After starting the season as an afterthought on Notre Dame’s sideline, not to mention its depth chart, Kizer finished it on his back, in disbelief, as Cardinal players celebrated around him.

“I’m completely blank inside,” said Kizer, who with 30 seconds left tied the score on a 2-yard run before Justin Yoon’s go-ahead extra point gave the Irish a 36-35 lead. “It’s hard to describe how you feel in a time like this.”

And while Kelly is right about one series or one play, there were a couple Saturday that left Kizer, defensive lineman Sheldon Day and many others in white and navy and gold, in disbelief.

Stanford began its march for the uprights at its own 27. An innocent 1-yard run by quarterback Kevin Hogan turned into a 16-yard gain when Isaac Rochell was found guilty of a face-mask penalty that cost the Irish 15 yards. Two plays later, the back of the Irish defense was exposed again when Hogan found Devon Cajuste for a 27-yard completion, setting up a kick Conrad Ukropina will never forget. One the Irish wish they could.

“I wish we could go back and do something differently,” Kizer said. “But that’s how the cookie crumbles.”

And so that’s how Notre Dame’s dream crumbles too.

“This team all year made a point to let everyone know what our mission was,” Kizer said. “We truly thought we were one of the best teams in the country. We know that kind of fell away with this loss.”

On a macro level, six points separated Notre Dame from a chance at accomplishing its mission, a mantra married to the “Culture over scheme” motto adopted by the team before the season that suggested anything less than a national championship was a failure.

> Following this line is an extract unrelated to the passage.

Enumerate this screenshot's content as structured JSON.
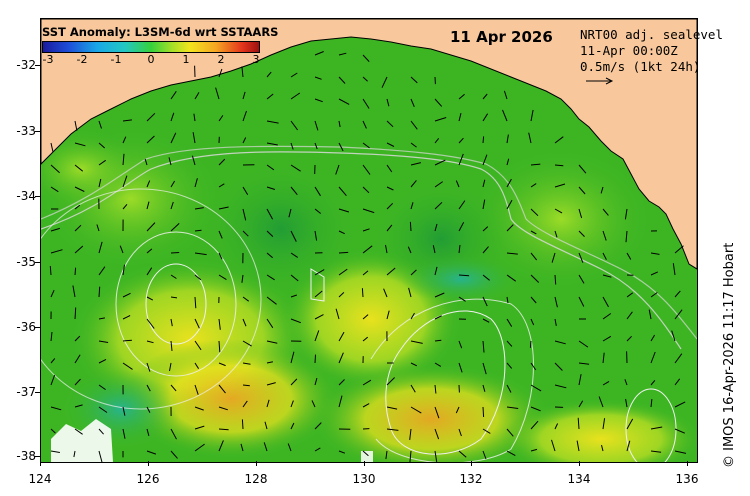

That mission lured right tackle Ronnie Stanley, a sure-fire first-round pick, and defensive lineman Sheldon Day, same as Stanley, back to South Bend for another crack at a dream.

One a micro level, there were cracks in the foundation that suggested a scenario such as Saturday’s was a possibility.

Eleven times in the last two games Notre Dame advanced to the red zone. The Irish came away with one touchdown — Kizer’s 2-yard dive Saturday. Three other trips resulted in Yoon field goals Saturday.

Twenty-five times this season the Irish allowed touchdown drives of at least 75 yards. They needed a last-second scoring pass from Kizer, in relief of Malik Zaire, to defeat Virginia. They barely beat Boston College. They won by four against Temple.

Still, a bowl game awaits the Irish, though it’s not the one they had envisioned.

“It still hurts to go out this way, as far as the end of the season,” said linebacker Jaylon Smith, another likely high first-round pick who had a game-high 15 tackles. “But it’s definitely a learning lesson for all of us in our lives. A lot of unique situations where things aren’t going your way. It’s all about how you respond.”

Notre Dame will have one more chance to do that, though it’s not quite the response it was hoping to have to make.